SPEAKER_00No, a computer can't fix this because it's a reasoning problem, not a calculation problem. Better practice has to start before the model is ever built. Researchers need to define a clear estimate. Just a highly specific, defensible, causal question they want to answer, and they also need to run sensitivity analyses.
SPEAKER_01So they have to basically stress test the model to see how fragile the math actually is.
SPEAKER_00Yes, it forces humility. A sensitivity analysis asks: if there's an unknown variable we completely missed, how big would its impact have to be to overturn our results?
SPEAKER_01Aaron Powell So regression should just be one component of scientific reasoning, not a total substitute for it.
SPEAKER_00Exactly.
SPEAKER_01It fundamentally changes how you read the news. Regression adjustment isn't a guarantee that bias is handled at all. It's really simply a modeling choice.

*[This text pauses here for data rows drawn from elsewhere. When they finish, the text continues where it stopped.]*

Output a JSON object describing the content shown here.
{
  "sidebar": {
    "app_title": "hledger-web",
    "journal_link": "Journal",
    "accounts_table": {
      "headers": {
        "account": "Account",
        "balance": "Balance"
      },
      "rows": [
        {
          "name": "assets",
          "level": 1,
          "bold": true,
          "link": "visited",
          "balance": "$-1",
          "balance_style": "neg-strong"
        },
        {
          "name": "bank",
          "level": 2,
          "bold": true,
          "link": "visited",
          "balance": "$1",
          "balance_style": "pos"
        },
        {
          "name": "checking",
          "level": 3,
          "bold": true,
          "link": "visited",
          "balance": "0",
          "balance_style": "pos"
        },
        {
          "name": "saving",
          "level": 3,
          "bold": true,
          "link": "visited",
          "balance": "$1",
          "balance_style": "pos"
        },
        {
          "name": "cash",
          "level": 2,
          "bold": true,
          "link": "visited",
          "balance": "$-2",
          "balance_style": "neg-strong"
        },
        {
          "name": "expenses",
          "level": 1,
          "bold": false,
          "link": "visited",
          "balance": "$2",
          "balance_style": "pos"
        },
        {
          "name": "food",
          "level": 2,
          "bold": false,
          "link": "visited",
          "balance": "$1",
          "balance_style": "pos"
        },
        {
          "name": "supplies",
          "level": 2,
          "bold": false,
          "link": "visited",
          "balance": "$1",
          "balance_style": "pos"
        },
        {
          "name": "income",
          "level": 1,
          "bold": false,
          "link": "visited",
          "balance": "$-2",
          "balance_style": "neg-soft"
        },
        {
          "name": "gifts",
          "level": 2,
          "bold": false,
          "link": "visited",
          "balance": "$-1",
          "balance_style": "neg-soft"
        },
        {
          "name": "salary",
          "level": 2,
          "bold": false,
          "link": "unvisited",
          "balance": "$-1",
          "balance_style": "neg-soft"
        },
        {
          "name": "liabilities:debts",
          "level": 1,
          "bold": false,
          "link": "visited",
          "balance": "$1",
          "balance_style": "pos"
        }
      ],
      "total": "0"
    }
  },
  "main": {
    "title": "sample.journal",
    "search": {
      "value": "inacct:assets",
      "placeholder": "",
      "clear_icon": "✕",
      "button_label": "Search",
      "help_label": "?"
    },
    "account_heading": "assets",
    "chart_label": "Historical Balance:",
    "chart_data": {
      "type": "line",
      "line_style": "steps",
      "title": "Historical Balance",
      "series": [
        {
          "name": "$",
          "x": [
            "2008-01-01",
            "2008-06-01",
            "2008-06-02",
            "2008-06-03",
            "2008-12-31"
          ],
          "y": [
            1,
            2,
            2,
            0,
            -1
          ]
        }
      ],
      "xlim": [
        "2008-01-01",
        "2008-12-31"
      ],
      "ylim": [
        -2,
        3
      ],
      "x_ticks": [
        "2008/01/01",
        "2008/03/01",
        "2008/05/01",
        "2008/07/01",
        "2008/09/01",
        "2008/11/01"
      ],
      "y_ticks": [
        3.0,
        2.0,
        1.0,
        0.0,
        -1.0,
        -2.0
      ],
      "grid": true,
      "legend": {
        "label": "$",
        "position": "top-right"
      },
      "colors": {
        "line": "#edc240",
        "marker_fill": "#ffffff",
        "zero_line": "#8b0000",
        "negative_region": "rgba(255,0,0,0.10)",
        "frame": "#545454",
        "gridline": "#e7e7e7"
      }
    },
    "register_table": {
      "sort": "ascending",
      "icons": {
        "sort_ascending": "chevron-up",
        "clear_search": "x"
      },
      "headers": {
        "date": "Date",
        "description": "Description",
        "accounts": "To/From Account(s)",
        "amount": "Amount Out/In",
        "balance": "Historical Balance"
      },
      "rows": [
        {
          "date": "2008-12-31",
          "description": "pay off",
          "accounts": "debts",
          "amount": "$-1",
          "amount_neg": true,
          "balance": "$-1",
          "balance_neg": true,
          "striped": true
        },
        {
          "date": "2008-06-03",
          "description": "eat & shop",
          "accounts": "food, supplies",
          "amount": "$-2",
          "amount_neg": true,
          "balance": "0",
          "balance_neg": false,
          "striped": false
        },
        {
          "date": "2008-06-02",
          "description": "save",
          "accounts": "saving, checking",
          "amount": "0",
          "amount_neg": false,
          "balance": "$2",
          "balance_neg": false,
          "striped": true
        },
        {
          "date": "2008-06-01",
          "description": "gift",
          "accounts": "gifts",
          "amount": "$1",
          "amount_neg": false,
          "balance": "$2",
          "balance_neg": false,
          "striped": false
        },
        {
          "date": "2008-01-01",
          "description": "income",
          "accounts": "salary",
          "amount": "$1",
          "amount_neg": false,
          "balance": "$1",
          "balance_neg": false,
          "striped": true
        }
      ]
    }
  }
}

SPEAKER_00Aaron Powell A choice that can easily go wrong.
SPEAKER_01And I really want you to consider how this extends into your own daily life. The source exposes how confidence theater impacts health policy, but it goes way beyond that. Exactly. Think about it. If elite researchers can fall for this illusion of control, well, how much blind faith are we putting into the massively complex, quote unquote, adjusted algorithms that are currently determining your credit scores?
SPEAKER_00Or screening your job applications.
SPEAKER_01Or calculating your insurance premiums. It's definitely something to think about.